When it comes to office design, however, the latest trends aren’t just about flash-in-the-pan materials or color palettes. More often than not, today’s innovations in workplace technology and space planning allow for increased productivity, better ergonomics, and higher employee satisfaction.
Is your workspace keeping up with the times? Here are just a few of the many trends we are seeing in workplace design in 2019.
Increasingly, office workers are seeking the comfortable furniture and settings they enjoy at home, but companies still desire the durability of traditional office products and materials.
Blending residential warmth and familiarity with pragmatic commercial design elements, the so-called “resimercial” trend sits at the intersection of the home and the office. This less formal, highly adaptable style appeals to younger workers, as well as to forward-thinking industries like technology and marketing. It can boost productivity, creativity, and even employee wellness.
The uptight boardroom is being replaced by meeting rooms and breakout areas that are cozier and more casual. Common areas or “social zones” have an aesthetic and texture akin to your local coffee shop with area rugs, plush seating, and ottomans for kicking up your feet. Workstations have ergonomic chairs that allow you to lean back and get comfortable.
Today’s workplace is all about flexibility, and that applies to the way a workspace is utilized, the furniture and equipment that fills it, and the people who work in it.
The open plan office that has come into vogue means space has become highly adaptable—allowing people to work in groups or on their own. Portable dividers, whiteboards on wheels, and easy-to-move seating and work surfaces mean a space can be converted from casual common area to meeting room in a flash.
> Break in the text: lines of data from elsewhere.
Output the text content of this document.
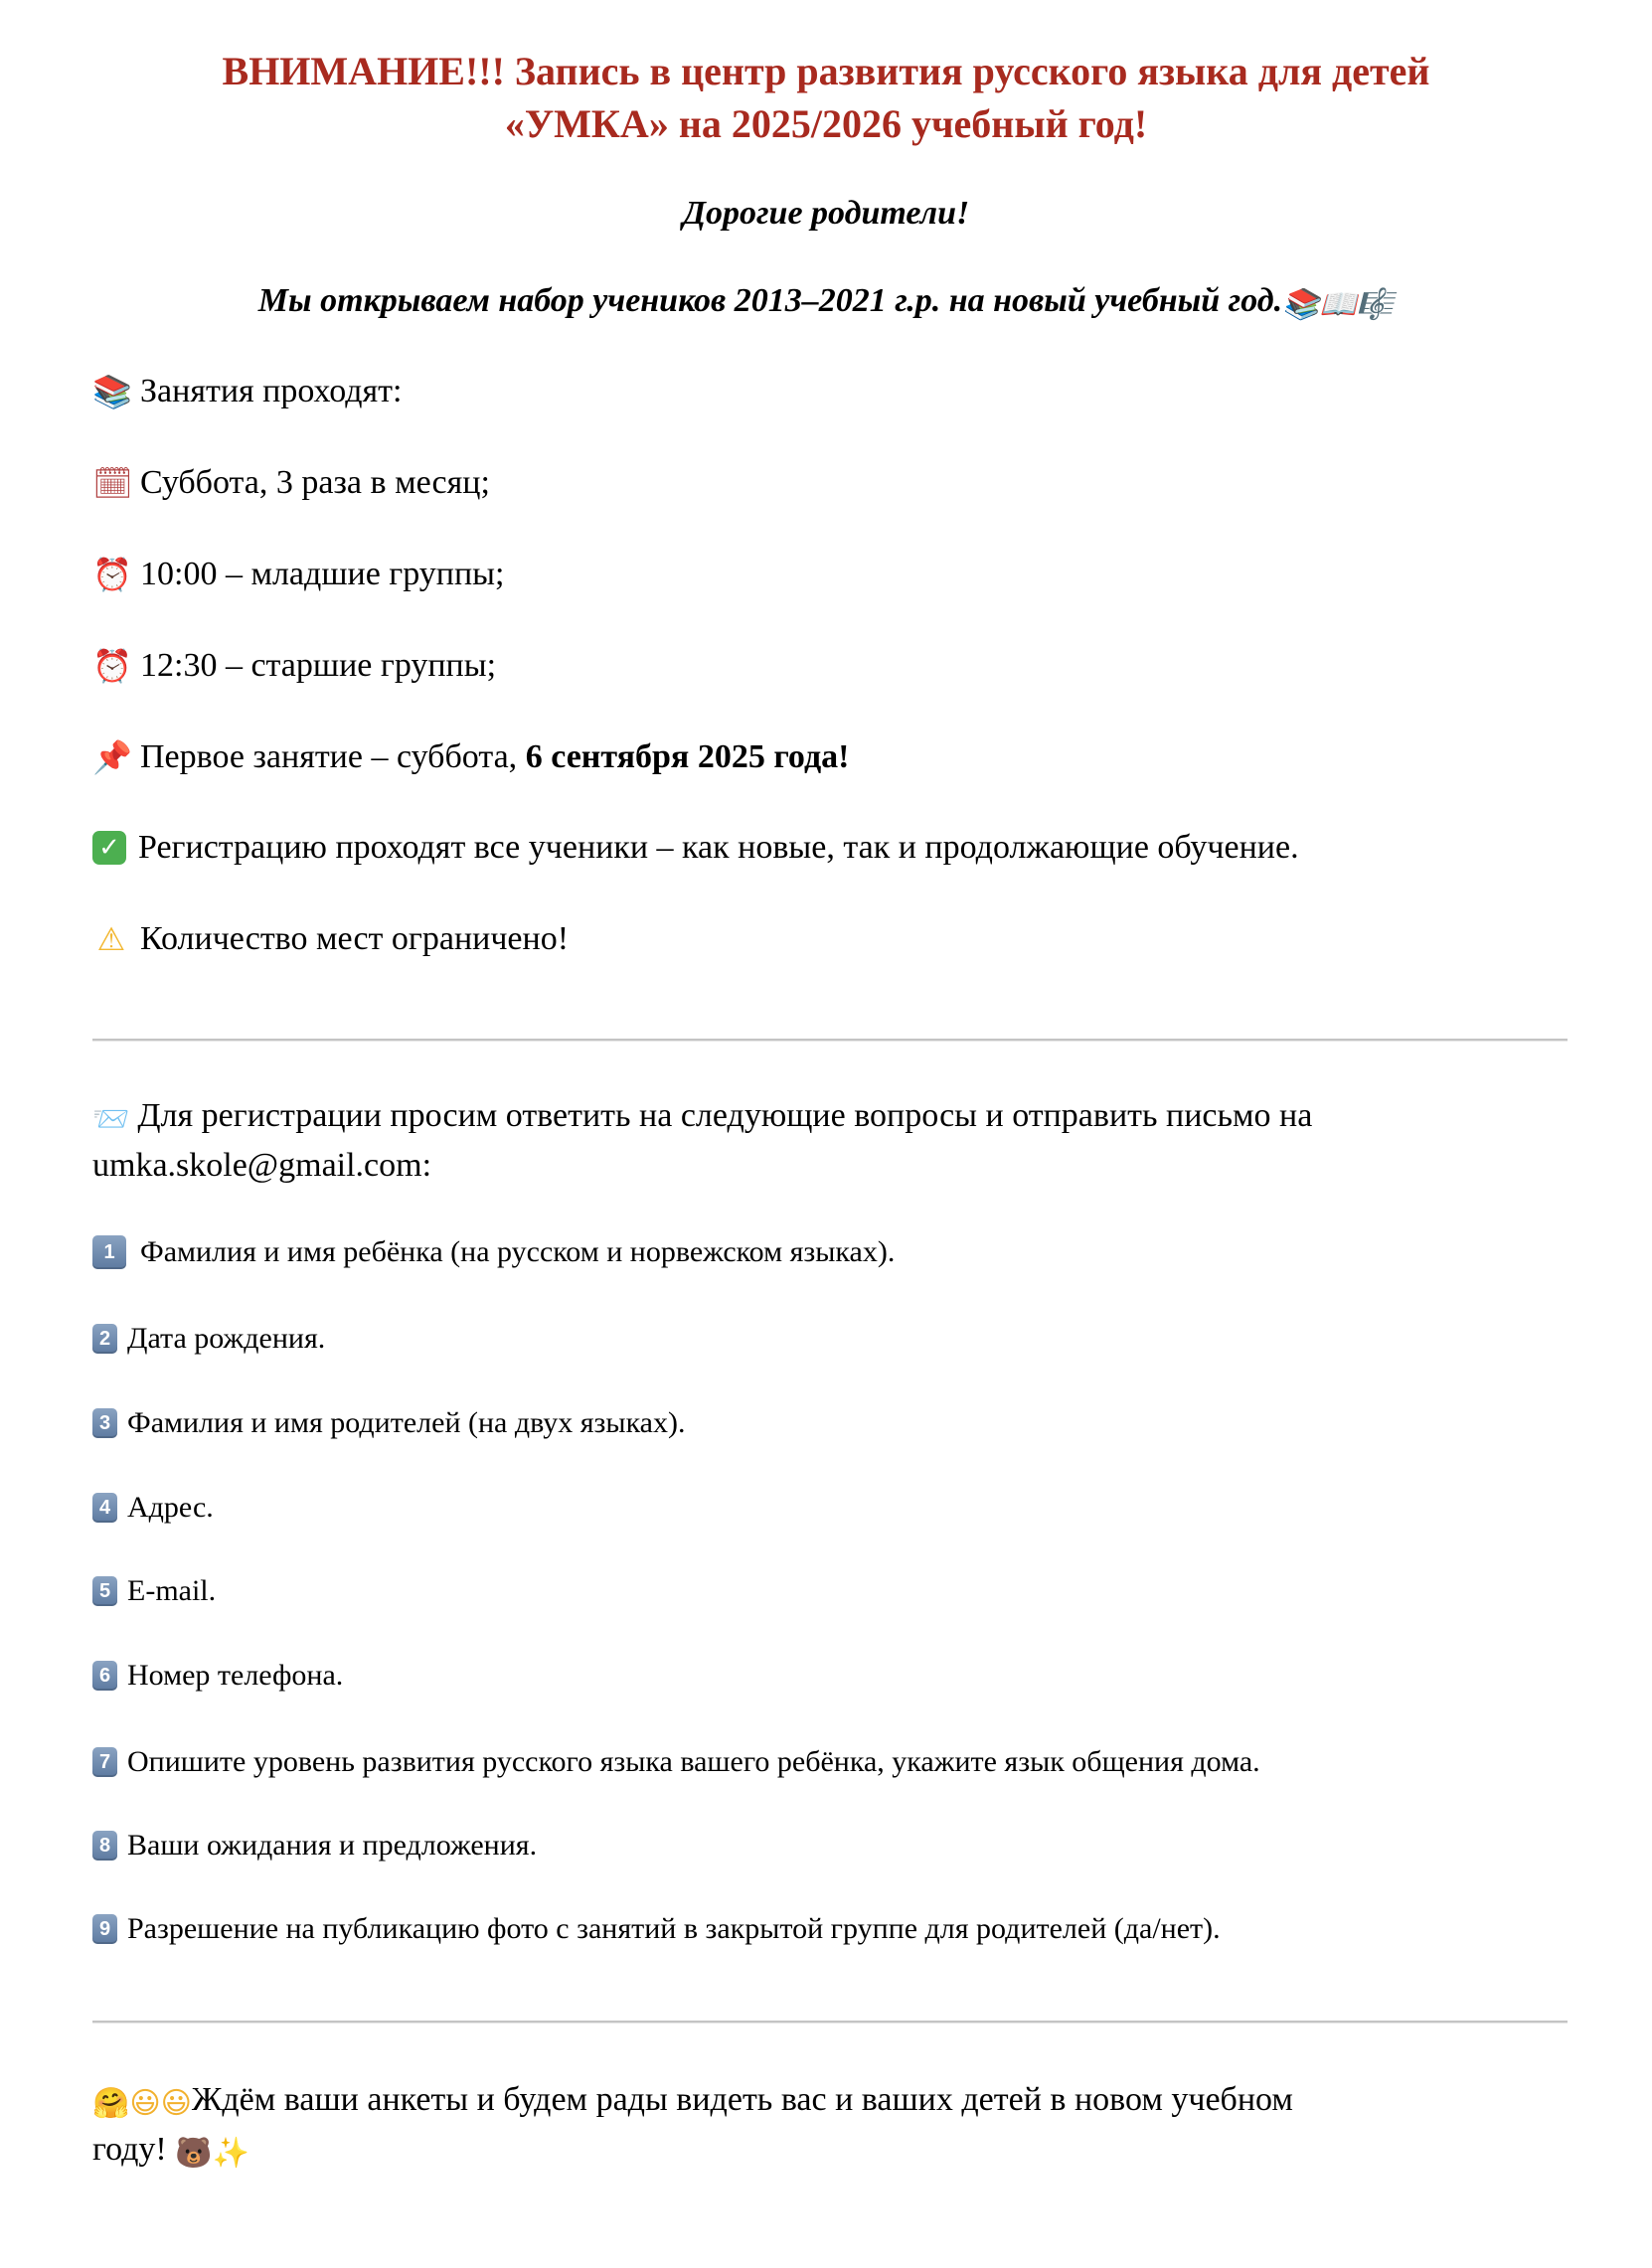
ВНИМАНИЕ!!! Запись в центр развития русского языка для детей
«УМКА» на 2025/2026 учебный год!
Дорогие родители!
Мы открываем набор учеников 2013–2021 г.р. на новый учебный год.📚📖🎼
📚 Занятия проходят:
🗓 Суббота, 3 раза в месяц;
⏰ 10:00 – младшие группы;
⏰ 12:30 – старшие группы;
📌 Первое занятие – суббота, 6 сентября 2025 года!
✓ Регистрацию проходят все ученики – как новые, так и продолжающие обучение.
⚠ Количество мест ограничено!
📨 Для регистрации просим ответить на следующие вопросы и отправить письмо на
umka.skole@gmail.com:
1 Фамилия и имя ребёнка (на русском и норвежском языках).
2 Дата рождения.
3 Фамилия и имя родителей (на двух языках).
4 Адрес.
5 E-mail.
6 Номер телефона.
7 Опишите уровень развития русского языка вашего ребёнка, укажите язык общения дома.
8 Ваши ожидания и предложения.
9 Разрешение на публикацию фото с занятий в закрытой группе для родителей (да/нет).
🤗😃😃Ждём ваши анкеты и будем рады видеть вас и ваших детей в новом учебном
году! 🐻✨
Flexibility with work schedules and locations also is a key driver of employee satisfaction. And satisfied workers are more productive. Employees are increasingly taking advantage of the ability to work remotely, either from home or from a shared workspace.
In fact, according to recent research, 14 percent of all corporate employees now use coworking spaces to work remotely on a regular basis. Trading a private office for a shared desk and increased flexibility is an exchange more and more employees will happily make.
The workforce today is made up of a diverse array of employees, spanning numerous generations. You have everything from Baby Boomers to Gen Zers, also known as the iGen since they have never known a world without the internet and smartphones. Designing an office that works for such a broad range of ages takes thoughtful planning.
Older generations, for example, generally are accustomed to having a more formal workspace—one where titles are important for making office hierarchy clear, and where private offices and a designated boardroom are the norm. Younger generations typically value a more egalitarian office with an adaptable open plan design and first-come first-served work spaces.
It is challenging to create a workplace that is every single person’s ideal office. Thus, the key is to determine what are the “must-haves” for each employee and do your best to accommodate those top-priority features. For example, while most design work is now done on computer, we recently had a client whose older employees still prefer to use pencil and paper to do their sketches. We therefore found a way to keep a drafting table in their newly designed workspace.
What your office says about your business says a lot.